Pada awal tahun ini, laporan penelitian dari berbagai disiplin ilmu di jurnal akademik menyeberang ke media populer. Memang sudah saatnya terjadi.
Pertama, laporan EAT-Lancet. Di dalamnya dipaparkan industri pangan merupakan sektor pengemisi gas rumah kaca terbesar, dan penyebab penyakit mematikan – dengan jumlah penderita Obesitas meningkat dua kali lipat dibanding orang kelaparan.
Yang juga masih hangat adalah penelitian pertama di dunia mengenai keberadaan serangga. Penelitian ini menelurkan estimasi mengkhawatirkan, serangga akan punah dalam abad ini. Skenario terburuknya kemudian adalah keruntuhan alam. Tanpa polinator, tidak ada makanan.

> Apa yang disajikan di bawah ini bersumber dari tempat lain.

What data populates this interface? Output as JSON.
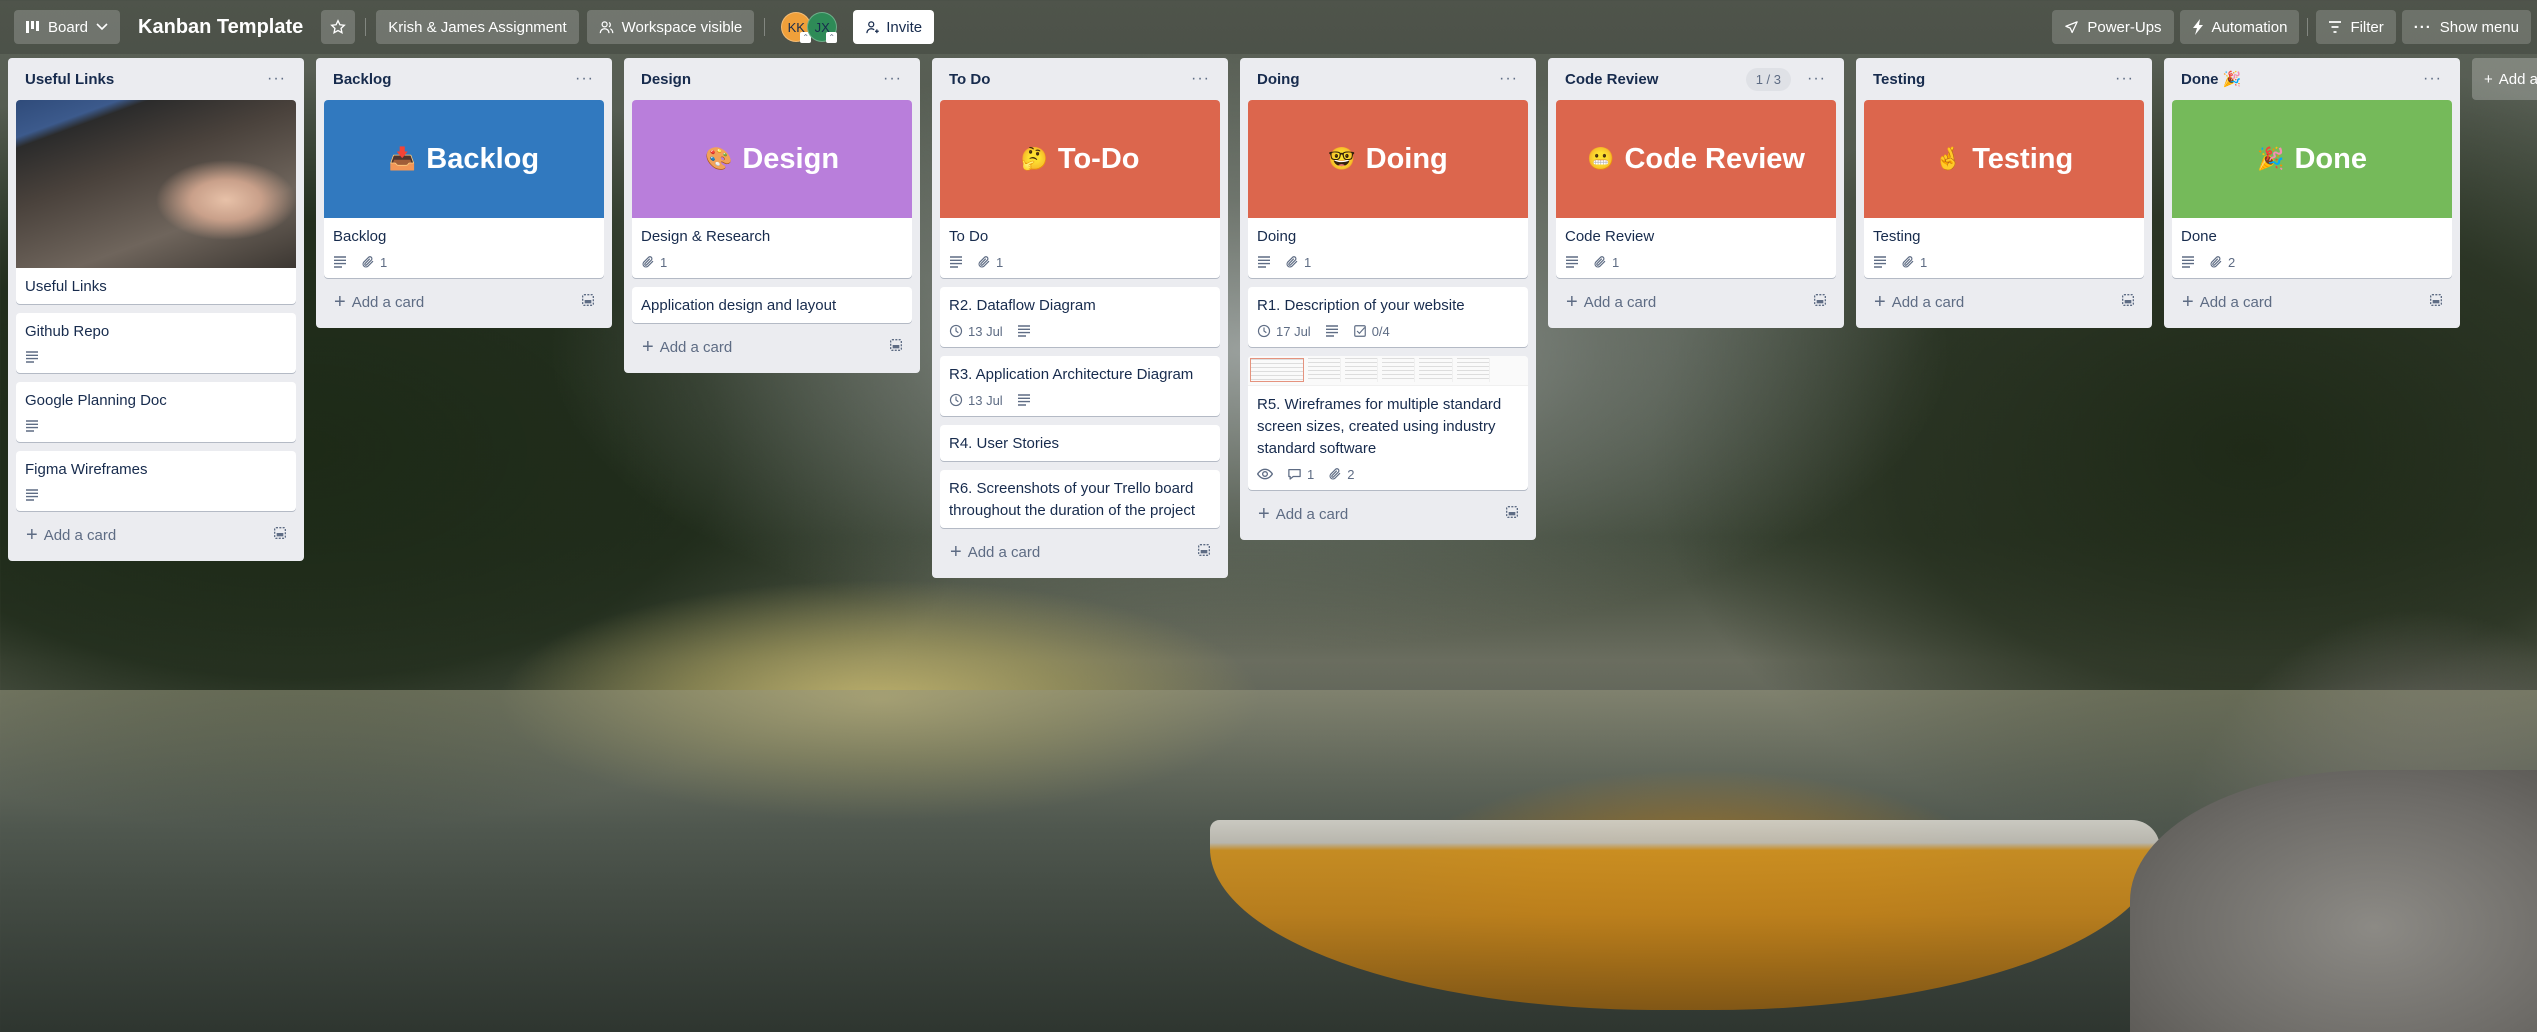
{
  "header": {
    "view_switcher": "Board",
    "board_title": "Kanban Template",
    "workspace_name": "Krish & James Assignment",
    "visibility": "Workspace visible",
    "members": [
      {
        "initials": "KK",
        "color": "#f0a03a"
      },
      {
        "initials": "JX",
        "color": "#2e8b57"
      }
    ],
    "invite_label": "Invite",
    "power_ups_label": "Power-Ups",
    "automation_label": "Automation",
    "filter_label": "Filter",
    "show_menu_label": "Show menu"
  },
  "add_card_label": "Add a card",
  "add_list_label": "Add another list",
  "lists": [
    {
      "title": "Useful Links",
      "cards": [
        {
          "title": "Useful Links",
          "cover": "photo"
        },
        {
          "title": "Github Repo",
          "description": true
        },
        {
          "title": "Google Planning Doc",
          "description": true
        },
        {
          "title": "Figma Wireframes",
          "description": true
        }
      ]
    },
    {
      "title": "Backlog",
      "cards": [
        {
          "title": "Backlog",
          "cover": "color",
          "cover_color": "#3179bf",
          "cover_emoji": "📥",
          "cover_text": "Backlog",
          "description": true,
          "attachments": "1"
        }
      ]
    },
    {
      "title": "Design",
      "cards": [
        {
          "title": "Design & Research",
          "cover": "color",
          "cover_color": "#b97edb",
          "cover_emoji": "🎨",
          "cover_text": "Design",
          "attachments": "1"
        },
        {
          "title": "Application design and layout"
        }
      ]
    },
    {
      "title": "To Do",
      "cards": [
        {
          "title": "To Do",
          "cover": "color",
          "cover_color": "#dc664d",
          "cover_emoji": "🤔",
          "cover_text": "To-Do",
          "description": true,
          "attachments": "1"
        },
        {
          "title": "R2. Dataflow Diagram",
          "due": "13 Jul",
          "description": true
        },
        {
          "title": "R3. Application Architecture Diagram",
          "due": "13 Jul",
          "description": true
        },
        {
          "title": "R4. User Stories"
        },
        {
          "title": "R6. Screenshots of your Trello board throughout the duration of the project"
        }
      ]
    },
    {
      "title": "Doing",
      "cards": [
        {
          "title": "Doing",
          "cover": "color",
          "cover_color": "#dc664d",
          "cover_emoji": "🤓",
          "cover_text": "Doing",
          "description": true,
          "attachments": "1"
        },
        {
          "title": "R1. Description of your website",
          "due": "17 Jul",
          "description": true,
          "checklist": "0/4"
        },
        {
          "title": "R5. Wireframes for multiple standard screen sizes, created using industry standard software",
          "cover": "thumb",
          "watching": true,
          "comments": "1",
          "attachments": "2"
        }
      ]
    },
    {
      "title": "Code Review",
      "count": "1 / 3",
      "cards": [
        {
          "title": "Code Review",
          "cover": "color",
          "cover_color": "#dc664d",
          "cover_emoji": "😬",
          "cover_text": "Code Review",
          "description": true,
          "attachments": "1"
        }
      ]
    },
    {
      "title": "Testing",
      "cards": [
        {
          "title": "Testing",
          "cover": "color",
          "cover_color": "#dc664d",
          "cover_emoji": "🤞",
          "cover_text": "Testing",
          "description": true,
          "attachments": "1"
        }
      ]
    },
    {
      "title": "Done 🎉",
      "cards": [
        {
          "title": "Done",
          "cover": "color",
          "cover_color": "#75ba5a",
          "cover_emoji": "🎉",
          "cover_text": "Done",
          "description": true,
          "attachments": "2"
        }
      ]
    }
  ]
}
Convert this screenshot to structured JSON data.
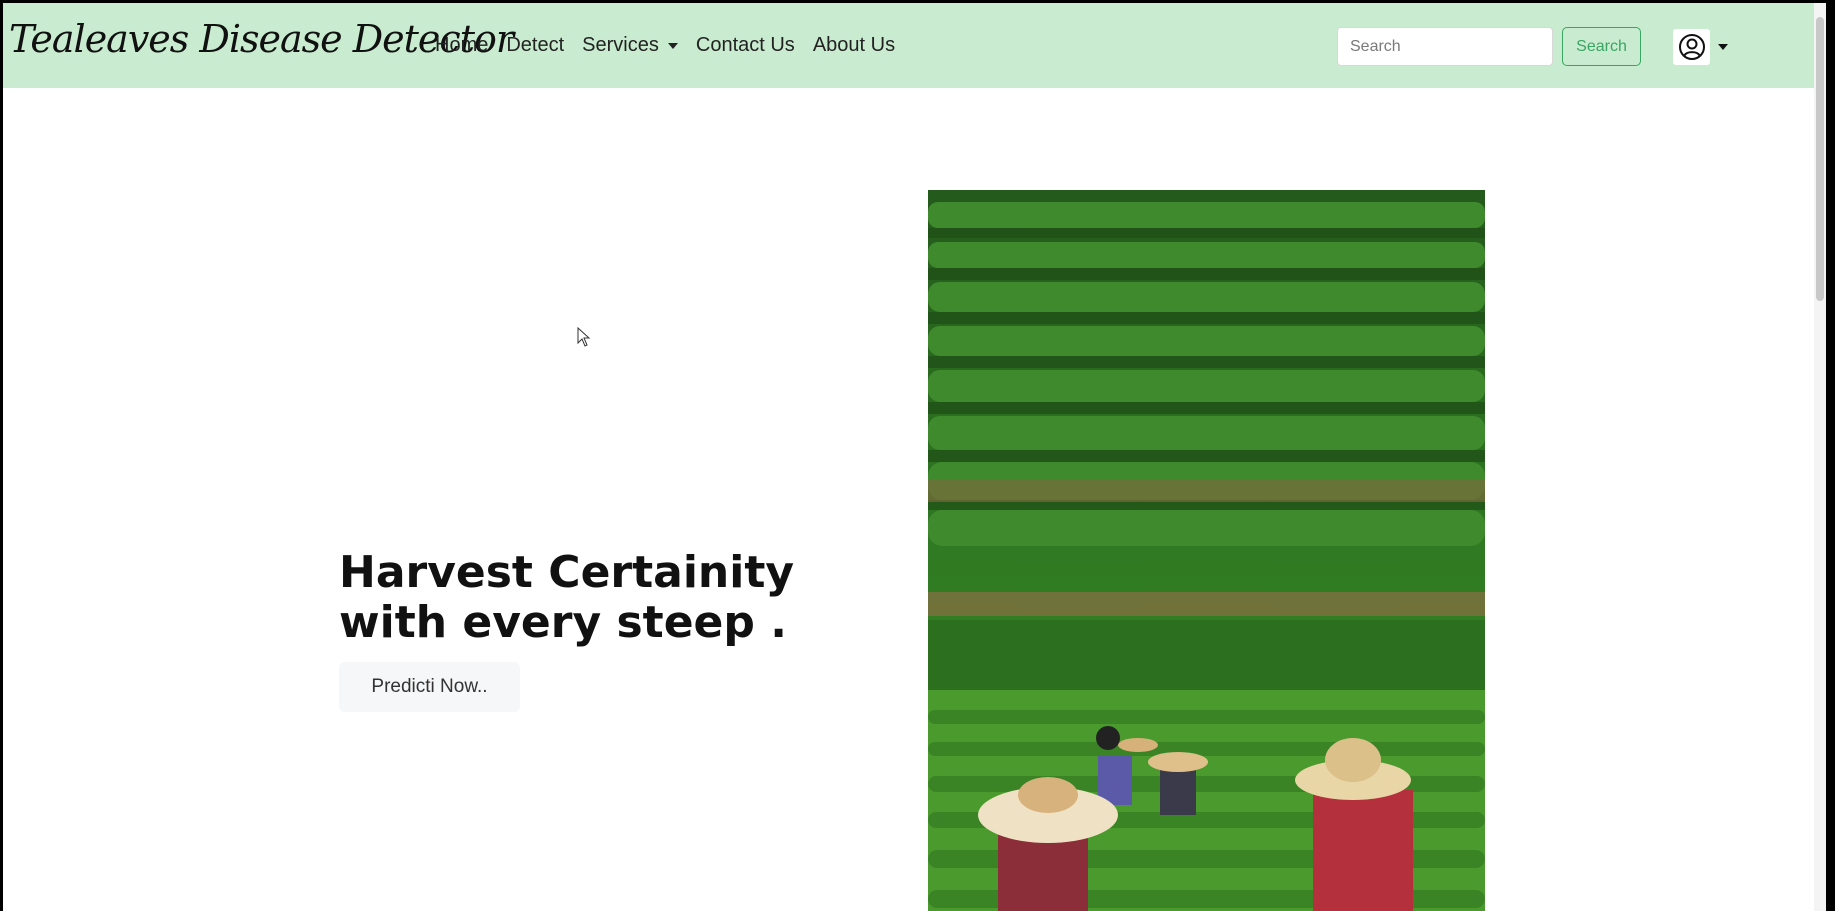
{
  "navbar": {
    "brand": "Tealeaves Disease Detector",
    "links": [
      {
        "label": "Home"
      },
      {
        "label": "Detect"
      },
      {
        "label": "Services",
        "dropdown": true
      },
      {
        "label": "Contact Us"
      },
      {
        "label": "About Us"
      }
    ],
    "search": {
      "placeholder": "Search",
      "value": ""
    },
    "search_button": "Search",
    "user_icon": "user-circle-icon"
  },
  "hero": {
    "title": "Harvest Certainity with every steep .",
    "button_label": "Predicti Now.."
  },
  "colors": {
    "navbar_bg": "#c9ecd0",
    "accent_green": "#3aa463",
    "button_bg": "#f6f7f8"
  }
}
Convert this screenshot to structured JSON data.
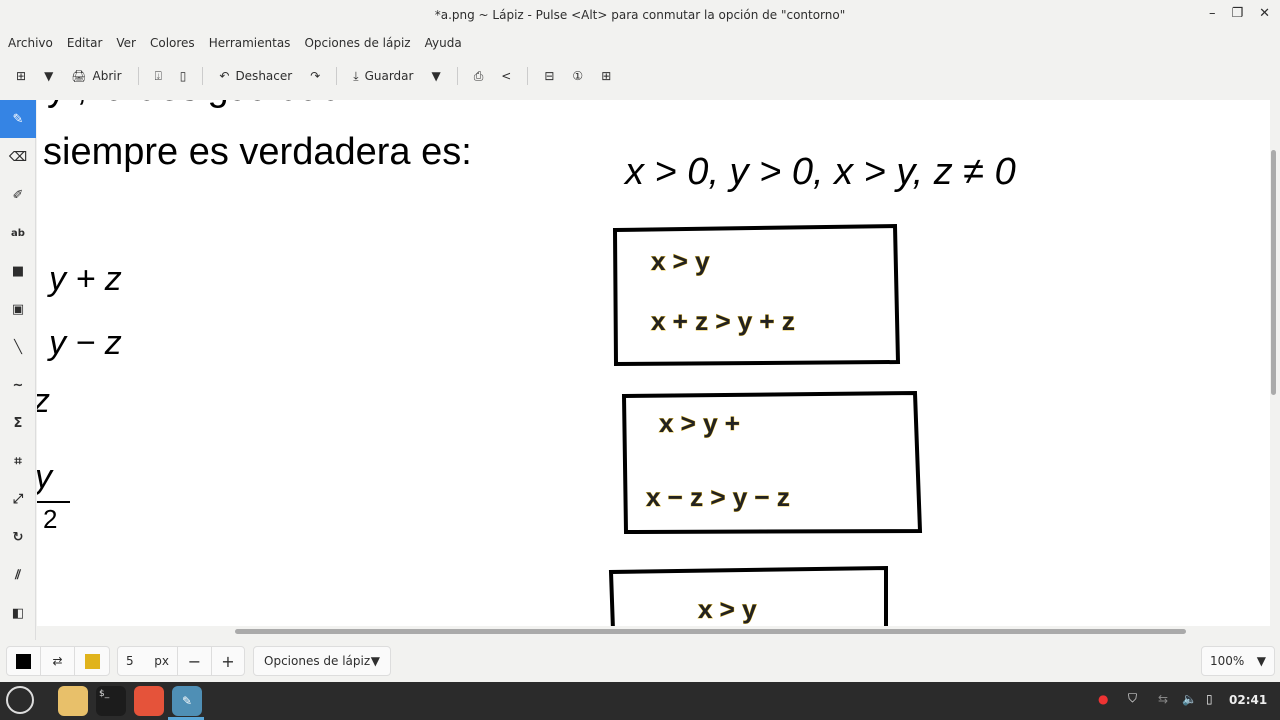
{
  "window": {
    "title": "*a.png ~ Lápiz - Pulse <Alt> para conmutar la opción de \"contorno\""
  },
  "menu": [
    "Archivo",
    "Editar",
    "Ver",
    "Colores",
    "Herramientas",
    "Opciones de lápiz",
    "Ayuda"
  ],
  "toolbar": {
    "open": "Abrir",
    "undo": "Deshacer",
    "save": "Guardar"
  },
  "canvas": {
    "line0": "y , la desigualdad",
    "line1": "siempre es verdadera es:",
    "condition": "x > 0, y > 0,  x > y,  z ≠ 0",
    "left": [
      "y + z",
      "y − z",
      "z",
      "y",
      "2"
    ],
    "box1": [
      "x  > y",
      "x + z  >  y + z"
    ],
    "box2": [
      "x  > y +",
      "x   − z   >    y  − z"
    ],
    "box3": [
      "x  > y"
    ]
  },
  "bottom": {
    "size": "5",
    "unit": "px",
    "options": "Opciones de lápiz",
    "zoom": "100%",
    "primary_color": "#000000",
    "secondary_color": "#e0b31c"
  },
  "taskbar": {
    "clock": "02:41"
  }
}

Kemudian, ada laporan Badan Pangan dan Pertanian PBB bulan lalu. Laporan ini mengingatkan bagaimana kehilangan keragaman hayati mengancam pasokan pangan dunia. Eksploitasi daratan dan lautan, pestisida berlebihan, perubahan pemanfaatan lahan hutan menjadi pertanian dan lahan untuk perkotaan – merupakan penyebab utama melorotnya keragaman hayati global secara drastis.
Dalam dua dekade terakhir, 20 persen permukaan bervegetasi bumi menjadi kurang produktif. Efektifnya teknik monokultur menyebabkan dua pertiga produksi pangan dunia hanya terkait dengan sembilan spesies: tebu; jagung; beras; gandung; kentang; kacang; biji kelapa sawit; gula bit dan singkong.
Setiap tahun, lebih dari 7 juta hektar hutan tropis ditebangi dan terdegradasi. Dua miliar hektar lahan terdegradasi dunia berkontribusi pada perubahan iklim dan punahnya spesies.
Pada 2050, degradasi dan perubahan iklim akan menurunkan produksi tanaman hingga 10 persen secara global, dan hingga 50 persen di wilayah tertentu. Di wilayah Sahel Afrika – yang saat ini menghadapi berbagai krisis – temperaturnya diproyeksikan naik 1,5 kali lebih tinggi dibanding rata-rata global. Saat ini saja, 80 persen Sahel sudah terdampak degradasi, hutan menghilang dan tanah terkikis. Pada dekade terakhir, kekeringan main parah, banjir makin tinggi, panas makin mendera. Ketegangan di wilayah ini diperburuk oleh kondisi tersebut. Konflik memanas. Migrasi menjadi satu-satunya pilihan bagi sebagian orang. Sudah banyak laporan, anak gembala bergabung dengan ‘kelompok bersenjata.” Ketika ternak mati, mau ke mana lagi?
Satu hal pasti: Pasien Bumi tidak akan tahan dengan kecepatan destruksi ini.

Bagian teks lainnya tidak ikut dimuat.